16. The non-transitory machine-readable medium of claim 11, wherein the step of performing, by the third AI agent, the refining operation according to the target test condition and the coarse UT in order to generate the refined UT comprises:
performing, by the third AI agent, a pre-processing operation upon the target test condition and the coarse UT in order to generate a pre-processing result;
generating, by the third AI agent, a prompt according to the pre-processing result; and
generating, by the third AI agent, the refined UT according to the prompt.
17. The non-transitory machine-readable medium of claim 16, wherein the prompt is a Chain-of-Thought (CoT) prompt.
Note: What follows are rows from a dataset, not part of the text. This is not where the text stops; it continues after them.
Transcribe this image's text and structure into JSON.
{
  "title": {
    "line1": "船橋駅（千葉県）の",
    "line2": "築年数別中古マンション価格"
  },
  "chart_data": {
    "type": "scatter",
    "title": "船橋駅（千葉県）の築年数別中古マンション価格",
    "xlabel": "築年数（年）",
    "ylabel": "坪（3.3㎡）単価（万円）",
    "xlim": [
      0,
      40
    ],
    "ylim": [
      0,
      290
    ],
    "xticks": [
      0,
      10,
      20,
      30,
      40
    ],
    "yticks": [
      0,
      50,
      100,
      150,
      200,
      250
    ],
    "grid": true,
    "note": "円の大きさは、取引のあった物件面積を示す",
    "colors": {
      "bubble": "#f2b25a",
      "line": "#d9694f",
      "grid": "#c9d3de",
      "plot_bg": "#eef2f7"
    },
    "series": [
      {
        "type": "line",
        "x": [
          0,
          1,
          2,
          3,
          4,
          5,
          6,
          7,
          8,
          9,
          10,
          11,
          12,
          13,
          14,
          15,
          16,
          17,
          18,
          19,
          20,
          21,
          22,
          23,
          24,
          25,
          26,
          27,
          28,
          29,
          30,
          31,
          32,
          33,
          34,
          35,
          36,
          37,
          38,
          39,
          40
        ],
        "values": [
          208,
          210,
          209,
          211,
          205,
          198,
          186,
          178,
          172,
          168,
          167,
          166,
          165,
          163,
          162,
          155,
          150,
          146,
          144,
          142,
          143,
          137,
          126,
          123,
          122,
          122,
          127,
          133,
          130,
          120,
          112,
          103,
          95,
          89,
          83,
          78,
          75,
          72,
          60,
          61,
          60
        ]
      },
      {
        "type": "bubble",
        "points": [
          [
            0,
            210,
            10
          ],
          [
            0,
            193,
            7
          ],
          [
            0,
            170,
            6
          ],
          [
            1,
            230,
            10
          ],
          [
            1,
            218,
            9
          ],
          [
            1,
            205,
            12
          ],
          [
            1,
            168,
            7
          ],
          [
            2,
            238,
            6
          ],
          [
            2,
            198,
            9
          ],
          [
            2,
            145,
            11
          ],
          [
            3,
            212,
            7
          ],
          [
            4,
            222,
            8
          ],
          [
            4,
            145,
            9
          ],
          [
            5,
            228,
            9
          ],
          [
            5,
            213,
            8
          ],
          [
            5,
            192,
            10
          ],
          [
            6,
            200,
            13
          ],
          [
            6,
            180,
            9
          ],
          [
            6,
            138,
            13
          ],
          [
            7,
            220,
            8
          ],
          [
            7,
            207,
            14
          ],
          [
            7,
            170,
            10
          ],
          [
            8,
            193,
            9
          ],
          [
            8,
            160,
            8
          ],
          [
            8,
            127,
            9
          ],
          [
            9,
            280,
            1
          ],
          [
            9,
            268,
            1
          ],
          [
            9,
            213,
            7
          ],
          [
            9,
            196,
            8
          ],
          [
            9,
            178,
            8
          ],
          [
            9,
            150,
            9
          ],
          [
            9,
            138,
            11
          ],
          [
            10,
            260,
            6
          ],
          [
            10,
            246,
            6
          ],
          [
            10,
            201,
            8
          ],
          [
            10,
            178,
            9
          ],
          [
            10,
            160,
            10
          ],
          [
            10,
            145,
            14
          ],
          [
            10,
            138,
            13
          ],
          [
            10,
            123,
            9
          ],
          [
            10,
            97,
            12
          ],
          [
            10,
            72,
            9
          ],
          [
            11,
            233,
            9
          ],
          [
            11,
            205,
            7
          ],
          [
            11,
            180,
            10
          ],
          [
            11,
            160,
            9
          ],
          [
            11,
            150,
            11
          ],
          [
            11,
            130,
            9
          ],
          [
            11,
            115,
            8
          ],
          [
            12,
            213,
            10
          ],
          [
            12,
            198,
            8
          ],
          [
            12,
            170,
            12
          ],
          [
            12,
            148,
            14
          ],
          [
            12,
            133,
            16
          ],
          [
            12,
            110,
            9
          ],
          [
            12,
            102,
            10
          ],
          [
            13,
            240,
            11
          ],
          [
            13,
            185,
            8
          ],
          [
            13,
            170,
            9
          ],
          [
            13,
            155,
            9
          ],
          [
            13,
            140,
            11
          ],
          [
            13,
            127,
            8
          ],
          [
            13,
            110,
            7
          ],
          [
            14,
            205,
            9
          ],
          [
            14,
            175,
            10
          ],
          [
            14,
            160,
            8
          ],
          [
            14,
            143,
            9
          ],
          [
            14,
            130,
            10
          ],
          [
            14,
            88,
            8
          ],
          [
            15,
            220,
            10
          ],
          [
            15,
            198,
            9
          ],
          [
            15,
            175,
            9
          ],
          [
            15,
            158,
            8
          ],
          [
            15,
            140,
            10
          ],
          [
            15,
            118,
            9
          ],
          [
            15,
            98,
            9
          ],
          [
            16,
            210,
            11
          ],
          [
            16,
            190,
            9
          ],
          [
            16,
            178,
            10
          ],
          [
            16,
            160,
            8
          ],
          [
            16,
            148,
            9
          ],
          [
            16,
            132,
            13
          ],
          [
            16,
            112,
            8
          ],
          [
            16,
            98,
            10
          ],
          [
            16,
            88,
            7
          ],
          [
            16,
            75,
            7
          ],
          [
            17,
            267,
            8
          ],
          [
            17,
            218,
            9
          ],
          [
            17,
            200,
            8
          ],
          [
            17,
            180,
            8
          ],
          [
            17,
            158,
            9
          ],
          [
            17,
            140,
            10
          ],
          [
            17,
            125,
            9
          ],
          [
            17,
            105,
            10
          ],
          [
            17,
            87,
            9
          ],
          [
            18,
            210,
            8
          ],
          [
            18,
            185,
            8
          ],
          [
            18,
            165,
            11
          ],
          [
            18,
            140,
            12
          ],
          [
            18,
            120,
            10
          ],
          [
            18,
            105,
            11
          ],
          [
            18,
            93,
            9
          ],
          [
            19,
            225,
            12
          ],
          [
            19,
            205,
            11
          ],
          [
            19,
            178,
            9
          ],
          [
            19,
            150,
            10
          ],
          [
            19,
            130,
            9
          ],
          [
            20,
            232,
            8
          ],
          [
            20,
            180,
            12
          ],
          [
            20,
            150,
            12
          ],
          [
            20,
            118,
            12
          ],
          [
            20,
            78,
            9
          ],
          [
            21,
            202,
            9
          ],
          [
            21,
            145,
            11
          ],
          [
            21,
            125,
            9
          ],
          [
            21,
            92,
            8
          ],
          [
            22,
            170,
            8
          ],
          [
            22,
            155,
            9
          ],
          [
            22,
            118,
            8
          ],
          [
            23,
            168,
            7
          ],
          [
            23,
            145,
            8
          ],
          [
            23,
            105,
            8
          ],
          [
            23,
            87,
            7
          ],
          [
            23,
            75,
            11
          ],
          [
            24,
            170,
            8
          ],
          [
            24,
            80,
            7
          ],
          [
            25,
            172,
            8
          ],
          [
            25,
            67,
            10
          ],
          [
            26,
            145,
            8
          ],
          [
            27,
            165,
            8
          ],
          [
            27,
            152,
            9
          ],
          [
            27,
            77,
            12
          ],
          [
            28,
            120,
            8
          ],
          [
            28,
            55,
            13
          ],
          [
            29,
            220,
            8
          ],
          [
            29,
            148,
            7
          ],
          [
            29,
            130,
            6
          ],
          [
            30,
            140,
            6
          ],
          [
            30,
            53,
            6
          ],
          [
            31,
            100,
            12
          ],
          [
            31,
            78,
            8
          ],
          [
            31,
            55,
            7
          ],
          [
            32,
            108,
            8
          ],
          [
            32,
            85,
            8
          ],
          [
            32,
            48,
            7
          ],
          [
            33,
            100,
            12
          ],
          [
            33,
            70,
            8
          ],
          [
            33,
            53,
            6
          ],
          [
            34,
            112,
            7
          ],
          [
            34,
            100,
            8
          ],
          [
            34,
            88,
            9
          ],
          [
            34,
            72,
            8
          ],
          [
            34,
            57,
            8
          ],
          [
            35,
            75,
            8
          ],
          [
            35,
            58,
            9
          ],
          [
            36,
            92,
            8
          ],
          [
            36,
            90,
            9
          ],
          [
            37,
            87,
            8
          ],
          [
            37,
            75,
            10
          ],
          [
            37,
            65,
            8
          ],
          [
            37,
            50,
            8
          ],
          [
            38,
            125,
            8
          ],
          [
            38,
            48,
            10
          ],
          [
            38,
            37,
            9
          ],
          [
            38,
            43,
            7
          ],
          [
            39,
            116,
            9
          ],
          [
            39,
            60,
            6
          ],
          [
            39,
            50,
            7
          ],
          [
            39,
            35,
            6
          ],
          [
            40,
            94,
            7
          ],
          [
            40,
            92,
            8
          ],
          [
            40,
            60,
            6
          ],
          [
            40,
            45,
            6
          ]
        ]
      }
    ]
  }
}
18. The non-transitory machine-readable medium of claim 17, wherein the step of generating, by the third AI agent, the prompt according to the pre-processing result further comprises:
according to the pre-processing result, performing a CoT approach upon the third AI agent for generating the CoT prompt.
19. The non-transitory machine-readable medium of claim 11, wherein the method further comprises:
evaluating the refined UT in order to generate an evaluation result; and
determining whether the evaluation result meets a criterion.
20. The non-transitory machine-readable medium of claim 19, wherein the step of determining whether the evaluation result meets the criterion further comprises:
in response to the evaluation result meeting the criterion, outputting the refined UT into an auto-evaluation server for performing verification; and
in response to the evaluation result not meeting the criterion, adjusting, by the third AI agent, the prompt in order to regenerate the refined UT.